MSSQL Read Component
A component that reads data from a MSSQL Server database, options include ingesting a single table / query, or multiple tables / queries.
Examples
- mssql_read_multiple_tables_schemas.yaml
- mssql_read_incremental_merge.yaml
- mssql_read_incremental.yaml
component:
read:
connection: my-mssql-connection
mssql:
tables:
- name: table1
schema: schema1
- name: table2
schema: schema2
- name: table3
schema: schema3
component:
read:
connection: my-mssql-connection
mssql:
table:
name: my_table
schema: my_schema
strategy:
replication:
incremental:
column_name: last_modified # Column used for tracking incremental updates to the data.
incremental:
merge:
unique_key: unique_id_column # Unique key for identifying records.
component:
read:
connection: my-mssql-connection
mssql:
query: SELECT * FROM my_table
strategy:
replication:
incremental:
column_name: my_incremental_column # Column used for tracking incremental updates to the data.
start_value: 100 # Initial start value for incremental read.
incremental: append # Specifies that new data should be appended incrementally.
MSSQLReadComponent
MSSQLReadComponent
is defined beneath the following ancestor nodes in the YAML structure:
Below are the properties for the MSSQLReadComponent
. Each property links to the specific details section further down in this page.
Property | Default | Type | Required | Description |
---|---|---|---|---|
dependencies | array[None] | No | List of dependencies that must complete before this Component runs. | |
event_time | string | No | Timestamp column in the Component output used to represent Event time. | |
connection | string | No | Name of the Connection to use for reading data. | |
columns | array[None] | No | List specifying the columns to read from the source and transformations to make during read. | |
normalize | boolean | No | Boolean flag indicating whether the output column names should be normalized to a standard naming convention after reading. | |
preserve_case | boolean | No | Boolean flag indicating whether the case of the column names should be preserved after reading. | |
uppercase | boolean | No | Boolean flag indicating whether the column names should be transformed to uppercase after reading. | |
strategy | Any of: full IncrementalReadStrategy PartitionedStrategy | No | Ingest strategy options. | |
read_options | No | Options for reading from the database or warehouse. | ||
mssql | Any of: | Yes |
Property Details
Component
A Component is a fundamental building block of a data Flow. Supported Component types include: Read, Transform, Task, Test, and more.

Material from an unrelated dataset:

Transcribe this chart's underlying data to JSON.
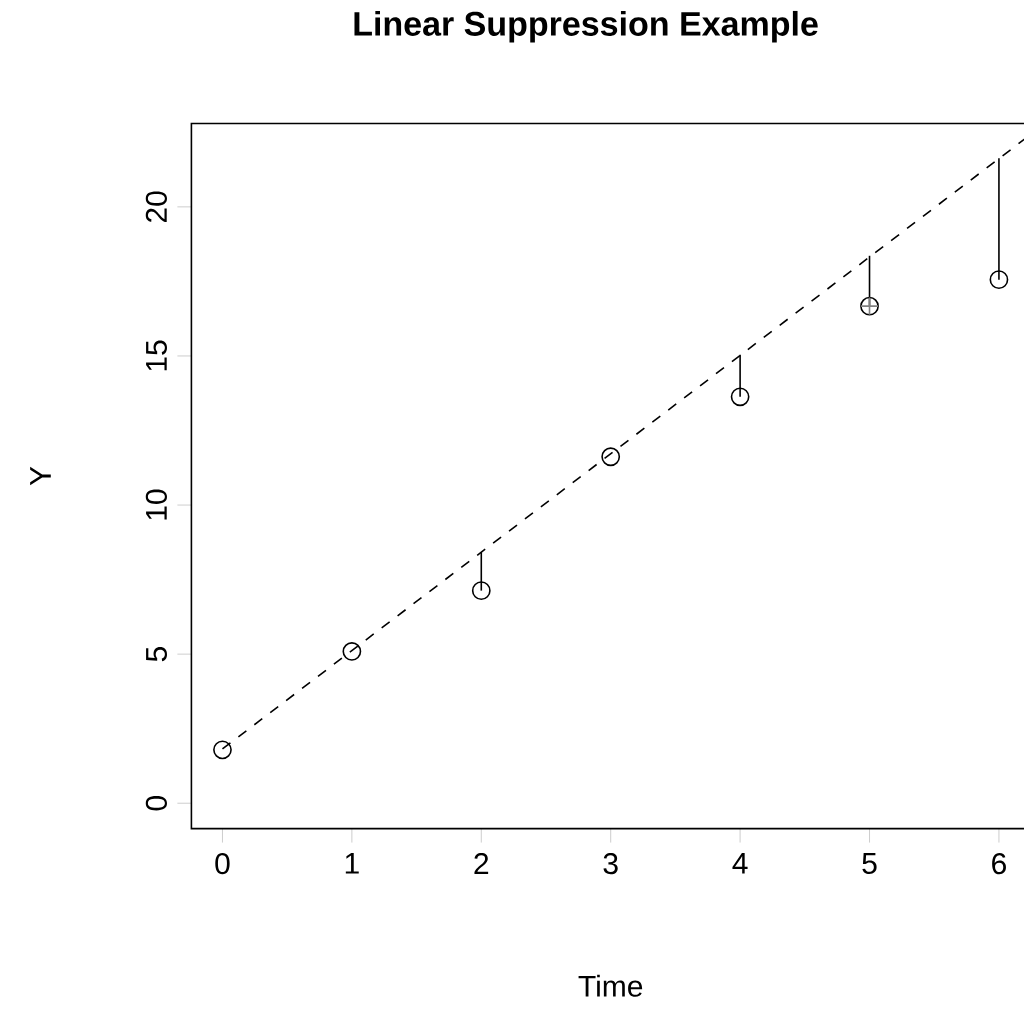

Property | Default | Type | Required | Description |
---|---|---|---|---|
component | One of: CustomPythonReadComponent ApplicationComponent AliasedTableComponent ExternalTableComponent FivetranComponent | Yes | Component configuration options. |
ReadComponent
Component that reads data from a system.
Property | Default | Type | Required | Description |
---|---|---|---|---|
data_plane | One of: SnowflakeDataPlane BigQueryDataPlane DuckdbDataPlane DatabricksDataPlane | No | Data Plane-specific configuration options for Components. | |
skip | boolean | No | Boolean flag indicating whether to skip processing for the Component or not. | |
retry_strategy | No | Retry strategy configuration options for the Component if any exceptions are encountered. | ||
description | string | No | Brief description of what the model does. | |
metadata | No | Meta information of a resource. In most cases it doesn't affect the system behavior but may be helpful to analyze project resources. | ||
name | string | Yes | The name of the model | |
flow_name | string | No | Name of the Flow that the Component belongs to. | |
data_maintenance | No | The data maintenance configuration options for the Component. | ||
tests | No | Defines tests to run on this Component's data. | ||
read | One of: GenericFileReadComponent LocalFileReadComponent SFTPReadComponent S3ReadComponent GcsReadComponent AbfsReadComponent HttpReadComponent MSSQLReadComponent MySQLReadComponent OracleReadComponent PostgresReadComponent SnowflakeReadComponent BigQueryReadComponent DatabricksReadComponent | Yes | Read component that reads data from a system. |
ComponentColumn
Component column expression definition.
No properties defined.
DatabaseReadOptions
Options for reading from a database or warehouse.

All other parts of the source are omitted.